The attack on Pearl Harbor was not only a blow to the United States military with losses of ships and airplanes and some 2,000 soldiers and sailors, but it was a blow psychologically. Years later my father wrote that he never felt the same again. He'd gone from being a 19 year old sailor stationed in paradise, scheduled to take an entrance exam for Annapolis. Midway was booster shot to his psychology and that of the United States.
From the moment the Japanese flew back to their carriers from Pearl Harbor, my father was no longer that fresh faced boy from the Missouri Ozarks and by June of 1942 he was a fighting man and the gunner on a PBY. The PBY was not a fast or glamorous airplane, but it was the workhorse of the Navy and much loved by him. PBYs were instrumental in locating the Japanese fleet on their way to Midway and by the end of the battle, the one my father was on flew circles around a Japanese lifeboat, my father's 50 cal trained on the officers therein, until a rescue could be exacted by the Navy.
When my father's plane returned to base a messenger sought out my father with the cap device from a Japanese lietenant and with it was the message "Tell the gunner thank you for not killing us." That and a sword, which came from where I know not and disappeared by my father's death, were among his momentos of the war.
In 1967 Walter Lord published his book Incredible Victory: the Battle of Midway. My father, now working at the Boeing Company as an aeronautical engineer and an executive, read the book in the early 1970s and saw a picture of the Japanese officers he hadn't killed. Through his connections at Boeing and the National Archives he was able to track down the men in the boat. All were still living and the lieutenant was now Retired Rear Admirable Mandai.
By this time my father had been traveling all over the world, including to Japan, on a regular basis selling first the 727 on through the 747 and saw an opportunity to create publicity for Boeing and to meet the men he didn't kill. With help from Boeing a meeting and photo op in Tokyo was arranged (one of the men, for whom the war had not ended, refused to attend) and my father got to meet them and present the cap device to Admiral Mandai. The tall stately man refused to take it back, declaring that it was my father's war trophy.

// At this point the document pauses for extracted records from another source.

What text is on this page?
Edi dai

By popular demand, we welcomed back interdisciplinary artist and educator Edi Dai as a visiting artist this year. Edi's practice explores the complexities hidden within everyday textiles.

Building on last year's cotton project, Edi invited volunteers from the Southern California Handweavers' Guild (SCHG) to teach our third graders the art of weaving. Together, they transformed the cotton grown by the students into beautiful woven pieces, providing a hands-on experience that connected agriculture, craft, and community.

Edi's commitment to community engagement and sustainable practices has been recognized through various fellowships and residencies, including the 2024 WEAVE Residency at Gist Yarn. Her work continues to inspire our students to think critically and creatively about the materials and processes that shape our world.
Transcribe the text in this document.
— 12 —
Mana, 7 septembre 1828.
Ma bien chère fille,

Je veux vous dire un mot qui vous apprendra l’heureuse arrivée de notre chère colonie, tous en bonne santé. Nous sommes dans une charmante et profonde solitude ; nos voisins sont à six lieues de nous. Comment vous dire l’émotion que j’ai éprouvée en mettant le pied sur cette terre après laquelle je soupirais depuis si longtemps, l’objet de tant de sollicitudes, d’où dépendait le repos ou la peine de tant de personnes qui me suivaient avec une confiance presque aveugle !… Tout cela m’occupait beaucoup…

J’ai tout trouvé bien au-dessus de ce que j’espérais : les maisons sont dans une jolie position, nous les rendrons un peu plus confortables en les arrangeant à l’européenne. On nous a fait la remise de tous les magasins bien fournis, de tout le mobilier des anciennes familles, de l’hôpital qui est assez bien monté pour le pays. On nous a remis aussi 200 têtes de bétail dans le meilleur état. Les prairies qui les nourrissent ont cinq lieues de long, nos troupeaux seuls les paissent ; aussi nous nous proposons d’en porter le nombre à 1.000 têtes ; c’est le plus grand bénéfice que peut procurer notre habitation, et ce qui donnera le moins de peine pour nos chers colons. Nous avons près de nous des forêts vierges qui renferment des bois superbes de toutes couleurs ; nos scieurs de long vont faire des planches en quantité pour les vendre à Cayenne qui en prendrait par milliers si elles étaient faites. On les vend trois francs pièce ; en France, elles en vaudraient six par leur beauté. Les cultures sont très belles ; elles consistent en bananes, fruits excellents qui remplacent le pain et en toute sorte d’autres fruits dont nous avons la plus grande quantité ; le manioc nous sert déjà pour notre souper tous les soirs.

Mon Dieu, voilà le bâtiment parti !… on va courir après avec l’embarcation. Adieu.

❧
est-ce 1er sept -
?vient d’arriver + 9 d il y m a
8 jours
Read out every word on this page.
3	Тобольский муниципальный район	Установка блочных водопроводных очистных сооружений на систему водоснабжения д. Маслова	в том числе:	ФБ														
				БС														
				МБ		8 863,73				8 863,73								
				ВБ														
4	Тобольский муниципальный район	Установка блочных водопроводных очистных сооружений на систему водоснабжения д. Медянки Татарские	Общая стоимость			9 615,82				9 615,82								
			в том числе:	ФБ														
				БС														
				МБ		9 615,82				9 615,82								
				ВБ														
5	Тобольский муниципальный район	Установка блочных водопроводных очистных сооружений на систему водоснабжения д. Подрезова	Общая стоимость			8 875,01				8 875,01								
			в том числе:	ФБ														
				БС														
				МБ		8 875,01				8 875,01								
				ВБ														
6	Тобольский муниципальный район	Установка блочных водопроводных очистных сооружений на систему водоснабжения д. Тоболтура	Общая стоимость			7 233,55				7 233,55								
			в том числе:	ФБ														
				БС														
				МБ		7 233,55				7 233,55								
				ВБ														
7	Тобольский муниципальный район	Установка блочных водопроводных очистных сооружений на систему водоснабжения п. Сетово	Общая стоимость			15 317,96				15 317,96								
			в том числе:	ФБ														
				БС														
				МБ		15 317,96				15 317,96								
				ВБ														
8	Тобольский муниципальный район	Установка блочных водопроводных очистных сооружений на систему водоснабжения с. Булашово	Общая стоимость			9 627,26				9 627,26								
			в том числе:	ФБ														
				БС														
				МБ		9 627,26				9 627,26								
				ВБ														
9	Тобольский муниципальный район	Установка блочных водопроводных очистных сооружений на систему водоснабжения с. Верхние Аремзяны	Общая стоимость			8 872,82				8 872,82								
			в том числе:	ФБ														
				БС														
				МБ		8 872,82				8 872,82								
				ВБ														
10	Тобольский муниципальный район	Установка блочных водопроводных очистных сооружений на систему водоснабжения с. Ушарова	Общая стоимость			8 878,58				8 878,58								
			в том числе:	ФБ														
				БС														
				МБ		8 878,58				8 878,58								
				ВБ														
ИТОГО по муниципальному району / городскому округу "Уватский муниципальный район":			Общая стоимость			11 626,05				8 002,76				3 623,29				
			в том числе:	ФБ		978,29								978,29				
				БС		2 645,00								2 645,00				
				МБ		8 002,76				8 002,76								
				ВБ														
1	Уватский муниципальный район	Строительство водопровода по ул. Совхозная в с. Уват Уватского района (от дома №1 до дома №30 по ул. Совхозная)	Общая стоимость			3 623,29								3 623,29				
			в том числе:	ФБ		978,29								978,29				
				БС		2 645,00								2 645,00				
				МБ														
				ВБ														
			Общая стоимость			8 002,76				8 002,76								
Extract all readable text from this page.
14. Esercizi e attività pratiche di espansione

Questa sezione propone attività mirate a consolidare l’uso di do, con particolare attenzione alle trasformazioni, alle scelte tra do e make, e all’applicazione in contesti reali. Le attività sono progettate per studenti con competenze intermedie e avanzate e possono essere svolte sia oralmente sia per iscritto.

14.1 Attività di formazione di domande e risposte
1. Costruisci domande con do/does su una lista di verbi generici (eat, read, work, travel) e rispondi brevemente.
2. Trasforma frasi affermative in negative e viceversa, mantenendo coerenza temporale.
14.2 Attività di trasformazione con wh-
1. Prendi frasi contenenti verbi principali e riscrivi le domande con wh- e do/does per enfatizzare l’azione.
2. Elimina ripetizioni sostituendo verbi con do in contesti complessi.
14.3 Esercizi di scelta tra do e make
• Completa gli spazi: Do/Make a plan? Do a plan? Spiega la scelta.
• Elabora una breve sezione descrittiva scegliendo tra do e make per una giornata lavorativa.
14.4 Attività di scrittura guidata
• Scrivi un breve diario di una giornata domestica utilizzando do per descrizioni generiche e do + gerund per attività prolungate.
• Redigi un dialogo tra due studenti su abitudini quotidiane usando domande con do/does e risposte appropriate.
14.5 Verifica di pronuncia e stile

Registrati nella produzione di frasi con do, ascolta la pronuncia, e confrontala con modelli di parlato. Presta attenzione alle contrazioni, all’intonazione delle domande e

After that my father and step mother became friends with Admiral Mandai and his wife. They did the tourist bit around Tokyo with them and the Mandais made visits to Seattle where my father got to be tour guide.
I don't think as my father watched the Japanese planes disappear on December 7th, 1941 that my father could have ever imagined that one day he would be friends with a Japanese officer or that he still contained enough humanity to save his life. I am glad for both.